NETL has created the largest high-resolution electrode reconstructions in the world—some are 100 times larger than any other visualization efforts at the same resolution. Using these unique reconstructions, researchers examine the inner workings of the SOFC and quantify changes to an SOFC’s active regions over time. Modeling allows researchers to simlulate the SOFC aging process and obtain meaningful results faster and more economically than operating SOFCs for tens of thousands of hours. 

Modeling also allows researchers to measure changes and study how specific parameters, such as surface area and particle size distributions, affect cell performance. Coupled with the information gained from 3D microstructure visualization, researchers can determine what operating conditions and microstructures will be most favorable for a given cell, leading to a longer, more productive cell lifespan. 

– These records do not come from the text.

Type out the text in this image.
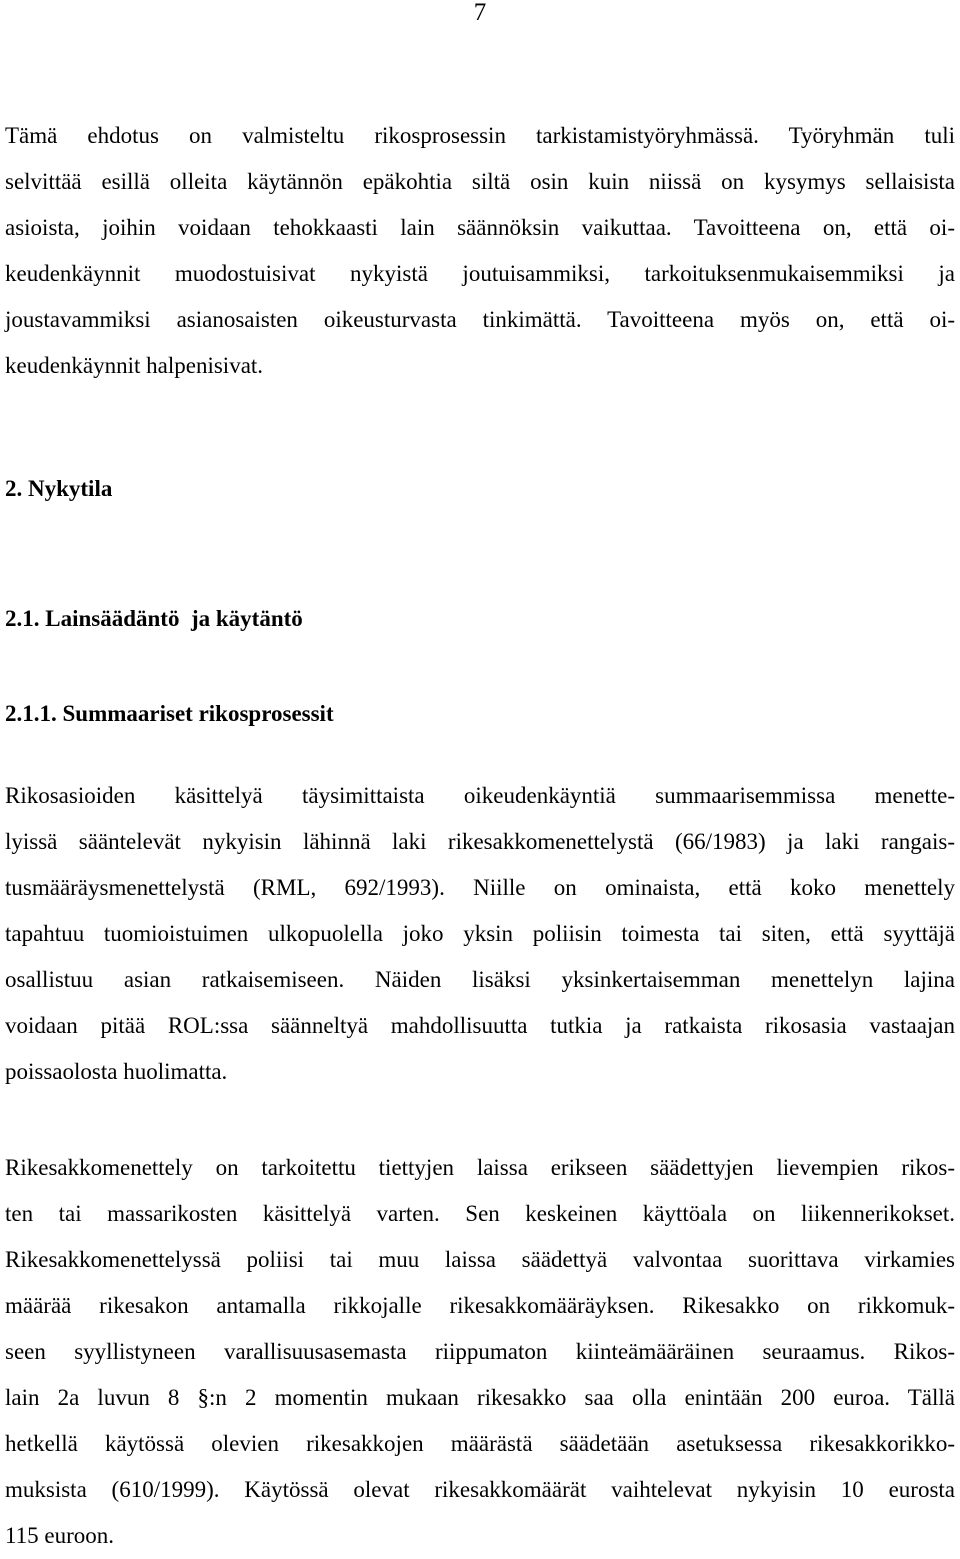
7

Tämä ehdotus on valmisteltu rikosprosessin tarkistamistyöryhmässä. Työryhmän tuli
selvittää esillä olleita käytännön epäkohtia siltä osin kuin niissä on kysymys sellaisista
asioista, joihin voidaan tehokkaasti lain säännöksin vaikuttaa. Tavoitteena on, että oi-
keudenkäynnit muodostuisivat nykyistä joutuisammiksi, tarkoituksenmukaisemmiksi ja
joustavammiksi asianosaisten oikeusturvasta tinkimättä. Tavoitteena myös on, että oi-
keudenkäynnit halpenisivat.

2. Nykytila
2.1. Lainsäädäntö  ja käytäntö
2.1.1. Summaariset rikosprosessit

Rikosasioiden käsittelyä täysimittaista oikeudenkäyntiä summaarisemmissa menette-
lyissä sääntelevät nykyisin lähinnä laki rikesakkomenettelystä (66/1983) ja laki rangais-
tusmääräysmenettelystä (RML, 692/1993). Niille on ominaista, että koko menettely
tapahtuu tuomioistuimen ulkopuolella joko yksin poliisin toimesta tai siten, että syyttäjä
osallistuu asian ratkaisemiseen. Näiden lisäksi yksinkertaisemman menettelyn lajina
voidaan pitää ROL:ssa säänneltyä mahdollisuutta tutkia ja ratkaista rikosasia vastaajan
poissaolosta huolimatta.

Rikesakkomenettely on tarkoitettu tiettyjen laissa erikseen säädettyjen lievempien rikos-
ten tai massarikosten käsittelyä varten. Sen keskeinen käyttöala on liikennerikokset.
Rikesakkomenettelyssä poliisi tai muu laissa säädettyä valvontaa suorittava virkamies
määrää rikesakon antamalla rikkojalle rikesakkomääräyksen. Rikesakko on rikkomuk-
seen syyllistyneen varallisuusasemasta riippumaton kiinteämääräinen seuraamus. Rikos-
lain 2a luvun 8 §:n 2 momentin mukaan rikesakko saa olla enintään 200 euroa. Tällä
hetkellä käytössä olevien rikesakkojen määrästä säädetään asetuksessa rikesakkorikko-
muksista (610/1999). Käytössä olevat rikesakkomäärät vaihtelevat nykyisin 10 eurosta
115 euroon.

While adjustment of operating conditions to prolong cell life is one approach, a second modeling effort at NETL examines SOFC properties to determine how the cell itself may be optimized for greater durability. In this effort, researchers use simulations of synthetic SOFCs to get a better idea of what constitutes the perfect fuel cell. Simulations offer the advantage of being faster and more precise than making physical lab samples. With simulations, NETL researchers design and test various theoretical microstructure configurations and materials that could not be readily constructed and tested without considerable other engineering efforts.  They then draw conclusions about which aspects of a cell to target to boost performance and lifetime.

NETL’s SOFC systems analysis work guides the Lab’s R&D goals, and SOFC individual cell modeling work provides more focused guidance for the program’s engineering and fundamental science efforts. With a better understanding of how degradation occurs and the factors influencing an SOFC’s durability, researchers can engineer approaches and tools for minimizing degradation for specific conditions. This means more durable SOFCs that will last longer and function better to become an attractive coal-based option for utility-scale power generation.